Há, portanto, uma enfermidade, uma debilitação espiritual e física na natureza humana, essencial desde o nosso nascimento, e que deve, por conseguinte, ser herdada. Basta, por exemplo, lembrar como, pela lei da hereditariedade, se podem transmitir deficiências materiais e, por conseqüência, também morais: deficiências que não dependem dos indivíduos, visto que eles a sofrem. O pecado original, pois - que importa na privação da ordem sobrenatural, isto é, na privação do único fim humano efetivo, até ao sofrimento e à concupiscência, quer dizer, até à vulneração da própria natureza - voluntário e culpado em Adão, seria culpado em seus descendentes, enquanto não quiserem servir-se das misérias provindas do pecado original como estímulo para a Redenção, praticando o Cristianismo, ingressando na Igreja.
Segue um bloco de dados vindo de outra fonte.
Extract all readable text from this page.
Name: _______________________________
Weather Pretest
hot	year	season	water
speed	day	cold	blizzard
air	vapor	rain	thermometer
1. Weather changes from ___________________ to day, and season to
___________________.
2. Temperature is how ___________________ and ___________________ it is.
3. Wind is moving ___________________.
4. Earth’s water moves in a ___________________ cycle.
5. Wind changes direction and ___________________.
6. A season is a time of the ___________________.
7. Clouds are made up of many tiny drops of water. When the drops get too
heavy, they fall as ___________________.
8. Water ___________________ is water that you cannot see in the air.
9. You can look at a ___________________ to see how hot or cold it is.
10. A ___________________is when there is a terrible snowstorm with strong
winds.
O aspecto da condição primitiva do homem, concernente à elevação sobrenatural, por mais supereminente e central que seja no cristianismo, aqui não interessa. Com efeito, a elevação à ordem sobrenatural sendo, por definição, gratuita , isto é, não devida à natureza humana, bem como a nenhuma natureza criada, a privação da mesma, provinda do pecado, não podia causar vulneração em a natureza humana, nem a perda dos dons praternaturais. E, logo, não podia suscitar o problema do mal, que temos considerado insolúvel pela filosofia.
A Redenção pela Cruz
Mas, que sentido tem o mal no mundo? Conseguiu o homem, mediante o pecado, frustar o plano divino da criação? Ou o próprio mal soube Deus tirar, mediante uma divina dialética, o bem e até um bem maior? É o que explica um segundo dogma da revelação cristã, o dogma da redenção operada por Cristo. Segundo este dogma, Deus, isto é, o Verbo de Deus, a Segunda pessoa da Trindade divina, assume natureza humana, precisamente para reparar o pecado original e, por conseguinte, suas conseqüências naturais também. Visto a ofensa feita a Deus pelo pecado ser infinita com respeito ao Infinito ofendido, Deus precisava de uma reparação infinita, que unicamente Deus podia dar. Sendo, porém, o homem que devia pagar, entende-se como o verbo de Deus assuma em Cristo a natureza humana. Para a Redenção, teria sido suficiente o mínimo ato expiatório de Cristo, tendo todo ato seu um valor infinito, devido à dignidade do operante. Ao contrário, ele se sacrifica até à morte de cruz. Fez isto para dar toda a glória possível à infinita majestade de Deus no reino do mal e da dor proveniente do pecado; é, pois, a glória de Deus o fim último de toda atividade divina.